Moog's Little Phatty Stage Edition: Moog might be the only company in the world still capable of successfully marketing a $1375 monophonic analog synth. This new version costs slightly less than the Bob Moog Tribute Edition that preceded it. It features rubberized end-caps rather than the sleek (and easily scratched, dented and chipped) wood on the original.
Waldorf returns: Renowned German synthesizer company Waldorf returned from the grave last year. They unveiled two all-new synths at the show, both named after characters from James Bond films. Their flagship is the $3999 Stromberg, featuring analog modeling synthesis with 100-voice polyphony. The tiny $799 Blofeld packs 1000 sounds and editing capabilities into a sleek desktop unit. So what's next? The Octopussy patchbay?

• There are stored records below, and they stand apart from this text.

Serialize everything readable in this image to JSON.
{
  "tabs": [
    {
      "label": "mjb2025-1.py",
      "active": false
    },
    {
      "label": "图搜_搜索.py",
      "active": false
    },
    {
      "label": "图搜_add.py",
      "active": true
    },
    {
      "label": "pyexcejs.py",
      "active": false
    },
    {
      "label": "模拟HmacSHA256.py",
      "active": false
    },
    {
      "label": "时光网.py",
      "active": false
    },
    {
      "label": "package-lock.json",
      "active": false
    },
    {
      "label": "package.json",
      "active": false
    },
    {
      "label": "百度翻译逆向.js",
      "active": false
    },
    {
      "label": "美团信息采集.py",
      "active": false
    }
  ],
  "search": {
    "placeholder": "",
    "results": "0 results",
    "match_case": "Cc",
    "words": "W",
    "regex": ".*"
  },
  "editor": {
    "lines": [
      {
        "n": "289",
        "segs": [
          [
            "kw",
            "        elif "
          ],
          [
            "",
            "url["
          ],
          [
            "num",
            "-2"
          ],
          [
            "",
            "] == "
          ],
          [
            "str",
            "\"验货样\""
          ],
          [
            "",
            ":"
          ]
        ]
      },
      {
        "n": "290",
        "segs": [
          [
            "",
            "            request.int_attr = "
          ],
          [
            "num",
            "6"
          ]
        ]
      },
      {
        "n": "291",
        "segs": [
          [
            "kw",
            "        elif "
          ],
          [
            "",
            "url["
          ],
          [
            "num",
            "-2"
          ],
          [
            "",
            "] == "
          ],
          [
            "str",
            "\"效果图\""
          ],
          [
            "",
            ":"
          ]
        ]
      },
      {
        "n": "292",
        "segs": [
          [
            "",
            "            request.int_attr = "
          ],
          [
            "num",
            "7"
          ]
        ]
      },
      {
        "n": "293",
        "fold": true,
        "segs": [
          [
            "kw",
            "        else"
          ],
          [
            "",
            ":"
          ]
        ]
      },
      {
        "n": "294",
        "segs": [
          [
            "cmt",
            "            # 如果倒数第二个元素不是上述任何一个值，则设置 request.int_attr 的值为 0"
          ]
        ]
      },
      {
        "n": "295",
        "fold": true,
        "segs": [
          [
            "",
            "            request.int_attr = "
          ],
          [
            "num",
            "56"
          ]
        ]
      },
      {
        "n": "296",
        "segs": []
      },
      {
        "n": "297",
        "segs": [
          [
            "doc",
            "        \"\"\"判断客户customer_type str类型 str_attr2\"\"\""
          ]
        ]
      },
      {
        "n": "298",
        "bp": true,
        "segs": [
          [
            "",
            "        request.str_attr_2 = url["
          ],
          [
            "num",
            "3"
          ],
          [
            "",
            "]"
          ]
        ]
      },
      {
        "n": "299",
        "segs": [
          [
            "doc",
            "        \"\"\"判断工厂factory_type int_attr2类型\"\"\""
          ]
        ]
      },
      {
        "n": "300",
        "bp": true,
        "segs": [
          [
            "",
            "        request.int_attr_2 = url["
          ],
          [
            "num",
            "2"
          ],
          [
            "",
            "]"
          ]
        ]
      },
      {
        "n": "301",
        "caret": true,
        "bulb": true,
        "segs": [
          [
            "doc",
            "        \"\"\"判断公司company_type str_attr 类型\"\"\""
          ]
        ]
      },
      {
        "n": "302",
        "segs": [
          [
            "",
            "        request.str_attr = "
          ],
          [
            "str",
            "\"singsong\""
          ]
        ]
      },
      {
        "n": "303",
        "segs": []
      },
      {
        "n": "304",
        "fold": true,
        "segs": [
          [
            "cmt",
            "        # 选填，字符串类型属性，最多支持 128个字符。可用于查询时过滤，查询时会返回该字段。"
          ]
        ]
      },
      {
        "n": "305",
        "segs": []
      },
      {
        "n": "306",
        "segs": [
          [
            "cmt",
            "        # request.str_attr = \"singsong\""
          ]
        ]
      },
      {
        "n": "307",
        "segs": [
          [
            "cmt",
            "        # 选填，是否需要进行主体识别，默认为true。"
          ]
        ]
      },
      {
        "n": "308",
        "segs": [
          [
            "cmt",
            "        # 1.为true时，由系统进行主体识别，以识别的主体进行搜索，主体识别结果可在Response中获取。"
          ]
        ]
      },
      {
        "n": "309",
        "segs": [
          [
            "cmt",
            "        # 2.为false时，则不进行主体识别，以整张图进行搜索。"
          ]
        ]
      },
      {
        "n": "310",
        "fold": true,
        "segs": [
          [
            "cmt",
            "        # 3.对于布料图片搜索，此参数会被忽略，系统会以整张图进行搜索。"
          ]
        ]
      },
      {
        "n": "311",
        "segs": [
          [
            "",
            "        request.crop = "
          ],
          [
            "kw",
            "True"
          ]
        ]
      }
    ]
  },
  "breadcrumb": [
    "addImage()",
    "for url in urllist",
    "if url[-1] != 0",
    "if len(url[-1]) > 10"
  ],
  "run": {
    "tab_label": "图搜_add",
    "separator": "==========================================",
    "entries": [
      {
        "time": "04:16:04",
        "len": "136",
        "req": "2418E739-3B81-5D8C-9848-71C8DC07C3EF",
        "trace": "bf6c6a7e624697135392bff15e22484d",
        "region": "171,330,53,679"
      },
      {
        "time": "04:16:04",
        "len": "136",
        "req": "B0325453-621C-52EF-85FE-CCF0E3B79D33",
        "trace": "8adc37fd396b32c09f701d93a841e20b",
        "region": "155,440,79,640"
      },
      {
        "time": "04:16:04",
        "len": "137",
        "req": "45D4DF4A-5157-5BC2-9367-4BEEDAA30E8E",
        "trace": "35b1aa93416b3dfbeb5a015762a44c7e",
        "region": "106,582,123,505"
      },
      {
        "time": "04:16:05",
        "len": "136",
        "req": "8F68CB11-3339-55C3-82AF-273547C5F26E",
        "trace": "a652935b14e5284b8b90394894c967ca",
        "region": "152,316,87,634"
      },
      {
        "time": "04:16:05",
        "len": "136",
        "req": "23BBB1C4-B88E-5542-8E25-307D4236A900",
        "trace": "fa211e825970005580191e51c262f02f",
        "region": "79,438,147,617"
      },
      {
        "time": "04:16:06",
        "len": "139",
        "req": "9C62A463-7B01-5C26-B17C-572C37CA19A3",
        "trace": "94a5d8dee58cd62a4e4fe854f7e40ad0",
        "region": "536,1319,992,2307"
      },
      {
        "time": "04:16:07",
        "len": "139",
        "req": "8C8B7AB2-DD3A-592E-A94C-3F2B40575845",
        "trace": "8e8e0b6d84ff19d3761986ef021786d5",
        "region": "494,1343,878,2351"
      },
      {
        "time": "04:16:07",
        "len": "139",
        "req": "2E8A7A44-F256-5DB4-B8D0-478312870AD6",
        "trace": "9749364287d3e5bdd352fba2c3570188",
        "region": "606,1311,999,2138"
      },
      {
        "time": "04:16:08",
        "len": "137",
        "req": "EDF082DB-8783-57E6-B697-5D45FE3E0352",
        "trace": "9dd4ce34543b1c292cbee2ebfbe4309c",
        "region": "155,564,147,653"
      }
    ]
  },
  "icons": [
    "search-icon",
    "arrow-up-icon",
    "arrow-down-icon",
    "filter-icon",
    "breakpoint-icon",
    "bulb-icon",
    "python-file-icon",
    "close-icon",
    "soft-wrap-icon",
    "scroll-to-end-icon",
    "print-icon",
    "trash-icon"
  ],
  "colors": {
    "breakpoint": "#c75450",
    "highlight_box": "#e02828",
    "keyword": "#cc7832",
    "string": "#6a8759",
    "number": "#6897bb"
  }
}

Korg revives the M series and goes after the low end: The Korg M1 was one of the most popular wavetable workstation synths of the late 1980s, and several of my recordings from the era are bathed with its cavernous reverb and thunderclap drums. Korg is back with the M3. This time around, they unleash KARMA II synthesis and quite a few features from their incredibly expensive OASYS synth. This one looks to be a winner, as long as the price is somewhat reasonable. Speaking of reasonable, their little R3 synth/vocoder looks to be a great value. It has a clean and simple hands-on front panel, powerful synthesis algorithms borrowed from the Korg RADIAS, a formant vocoder and an arpeggiator for those 'Tangerine Dream' moments we all go through. I wouldn't be surprised to see this one priced under $700.
Arturia Origin: Arturia is famous for their brilliant soft synth recreations of vintage instruments. Therefore, it comes as somewhat of a shock that they've introduced a rackmount/tabletop synth powered by two Analog Devices TigerSHARC DSP chips. It's capable of emulating the minimoog V, ARP 2600, the Yamaha CS-80, and the Moog Modular. Includes built-in effects, a step sequencer and integrated coffee machine (just checking you're still awake). The $2999 price tag isn't out of line for a machine of this caliber.
Roland: Oh, Roland. I raved about the simplicity of your SH-201 analog modelling synth unveiled at last year's winter NAMM. It looks like you ignored everything I said and followed up with the baffling V-Synth GT Advanced Elastic Audio Synthesizer. It offers a beautiful color display and lots of nice knobs. Unfortunately, I haven't a clue what it really does. What on earth is a "proprietary Elastic Audio Synthesis engine plus Vocal Designer?" Or "Sound Shaper II?" And check this out: "VariPhrase multi-core synthesis." 10 stars for the most impressive buzzwords. The retail price? It's still elastic, apparently.